Our firm’s Initial Letter of Objection (March 25, 2023) laid bare this fundamental challenge to FINRA’s attempt to act without, and against, its own regulations.
Galvin Legal Fights Back: Escalating the Challenge to FINRA’s Chief Legal Officer
Galvin Legal refused to accept FINRA’s arbitrary stance, which jeopardized the registered representative’s rights. We vigorously contested this unauthorized action through numerous filings, including a Response to FINRA’s Stance (March 28, 2023), a Fifth Amended Motion for Reconsideration, a supporting Legal Brief, and an Addendum to the Motion.
Our arguments were clear and legally grounded:
- No Rule Allowed It: FINRA Rule 13606(a)(1) strictly limited record provision to “parties.”
- Violation of Confidentiality: FINRA was ignoring the sanctity of arbitration confidentiality, a principle upheld by the U.S. Supreme Court (e.g., Hall Street Associates, L.L.C. v. Mattel, Inc.).
- Ignoring Legal Precedent: The proposed action flew in the face of established state (e.g., Florida’s Federated Dep’t Stores, Inc. v. Adams) and federal law (FAA case law like Schmitz v. Zilveti) protecting confidential arbitration information from non-participants.
When FINRA persisted, Galvin Legal escalated the fight, taking our client’s case directly to the highest levels of FINRA’s legal department, including the Chief Legal Officer. We demanded that any decision to bypass existing rules and legal protections be justified at the very top, as detailed in our Letter Regarding the Pending Decision (April 1, 2023). Throughout this, we also, consistent with the actual rules, formally requested the hearing recording for our client, the party entitled to it.
FINRA Forced to Change Its Tune: Regulatory Notice 24-15
As a direct result of this unwavering challenge to its unlawful position, FINRA issued Regulatory Notice 24-15 in November 2024. This notice announced amendments to Rule 13606, effective for arbitration cases filed on or after December 1, 2024.
The amended rule now explicitly permits the Director of FINRA Dispute Resolution Services to provide a copy of the official record of an expungement hearing “to any customers, upon request, who attend and participate in the expungement hearing, or who provide their position on the expungement request in writing.“
The Outcome: Accountability and a Clearer Path Forward
The events in the Bowden case and the subsequent rule change are a powerful illustration of how vital it is to challenge regulatory overreach. FINRA initially attempted to operate outside the bounds of its own rules and established law. It was only through Galvin Legal’s determined fight that this was brought to a halt, compelling FINRA to address the deficiency in its rules.
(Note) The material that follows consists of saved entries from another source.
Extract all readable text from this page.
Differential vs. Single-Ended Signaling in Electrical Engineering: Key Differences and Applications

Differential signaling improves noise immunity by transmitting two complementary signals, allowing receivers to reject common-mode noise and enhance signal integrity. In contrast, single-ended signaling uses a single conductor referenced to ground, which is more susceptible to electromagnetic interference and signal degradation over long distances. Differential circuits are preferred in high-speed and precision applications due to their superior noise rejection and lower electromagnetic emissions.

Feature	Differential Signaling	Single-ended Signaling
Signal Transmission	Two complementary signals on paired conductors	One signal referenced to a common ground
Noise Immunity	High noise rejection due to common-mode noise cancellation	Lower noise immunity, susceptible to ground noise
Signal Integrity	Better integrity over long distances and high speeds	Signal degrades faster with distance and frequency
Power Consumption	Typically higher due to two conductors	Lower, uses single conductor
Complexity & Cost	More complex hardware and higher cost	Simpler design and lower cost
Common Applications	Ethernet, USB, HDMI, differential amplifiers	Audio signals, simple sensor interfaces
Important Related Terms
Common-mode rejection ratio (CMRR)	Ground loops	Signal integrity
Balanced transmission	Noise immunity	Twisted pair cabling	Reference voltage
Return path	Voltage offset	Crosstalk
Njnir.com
This outcome underscores the necessity for registered representatives to have fierce, knowledgeable legal advocates who will not back down when faced with procedural injustice. Galvin Legal, PLLC, is proud to have stood firm for our client, resulting in a rule change that, while now providing a defined mechanism, came about because FINRA was forced to confront the illegitimacy of its prior stance. We continue our steadfast commitment to ensuring FINRA adheres to its rules and the principles of due process for all registered representatives.
Disclaimer: This blog post is for informational purposes only and does not constitute legal advice. The outcome of any legal matter depends on its specific facts and applicable law.